9/24/21 Bernallilo County expands westside water utility to serve Intel and claims water levels are rising

The Albuquerque Bernalillo County Water Utility Authority board has approved a $1 million expense for designing a project to deliver up to 3 million gallons of water a day to Intel.

The water will support the tech company’s $3.5 billion upgrade of its computer chip manufacturing plant in Rio Rancho.

Two wells that will serve Intel contain water that is high in arsenic, and they have never been used by the utility for drinking water.

Mark Sanchez, ABCWUA’s executive director, said the company will treat and return about 2.4 million gallons a day into the utility’s wastewater system to offset the increased groundwater pumping.

“At that point, it’s no longer arsenic water or has any other contaminants,” Sanchez said. “We (also) have a pre-treatment system that we capture and treat the water before it goes back into the river.”

Intel will reimburse the $1 million and pay for the infrastructure.

The project may include building a well collector line and improving the wells.

Intel’s water use from the utility will be 600,000 gallons a day.

Sanchez said that amount will not strain water deliveries on the west side of the Rio Grande.

Intel’s on-site system will treat water for use in manufacturing and cooling towers.

The company has a goal of restoring more freshwater than it consumes by 2030.

Intel funded an Audubon water lease to boost river flows and bird habitat in the Isleta Reach of the Rio Grande, and a Trout Unlimited restoration project on Comanche Creek in northern New Mexico.

“Organizations small and large must come together and implement innovative ways to conserve water, one of our most precious resources,” Suzanne Fallender, Intel’s director of corporate responsibility, said in a statement. “Individual action to tackle the world’s biggest challenges, like climate change, isn’t enough.”

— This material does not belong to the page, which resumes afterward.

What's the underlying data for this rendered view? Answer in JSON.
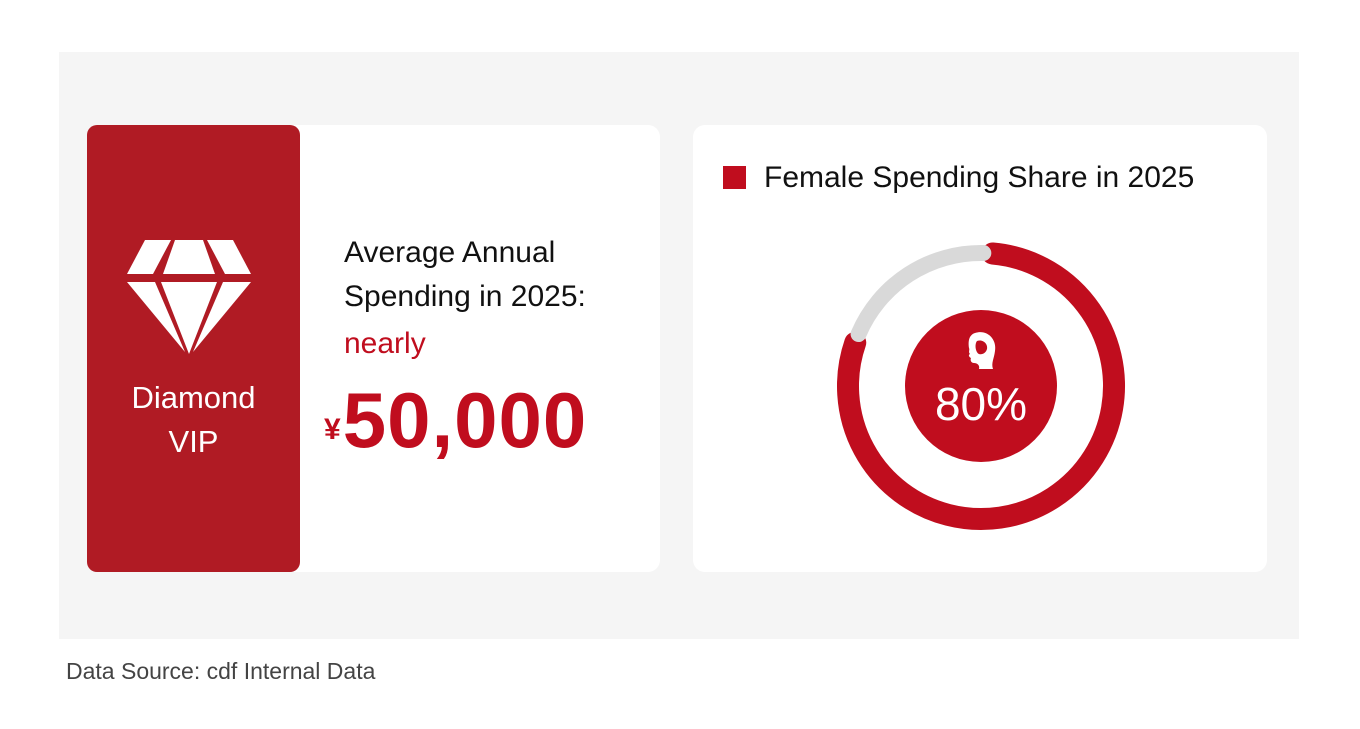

Intel is an existing customer of the water utility authority, which inherited a city of Albuquerque agreement to accept the company’s wastewater discharge.

“Historically, what Intel has been forced to do is acquire water rights from irrigators and farmers to authorize their pumping,” Sanchez said. “So I think there’s clearly an advantage for the water authority to provide this service and not force Intel to go into the market and acquire additional water rights.”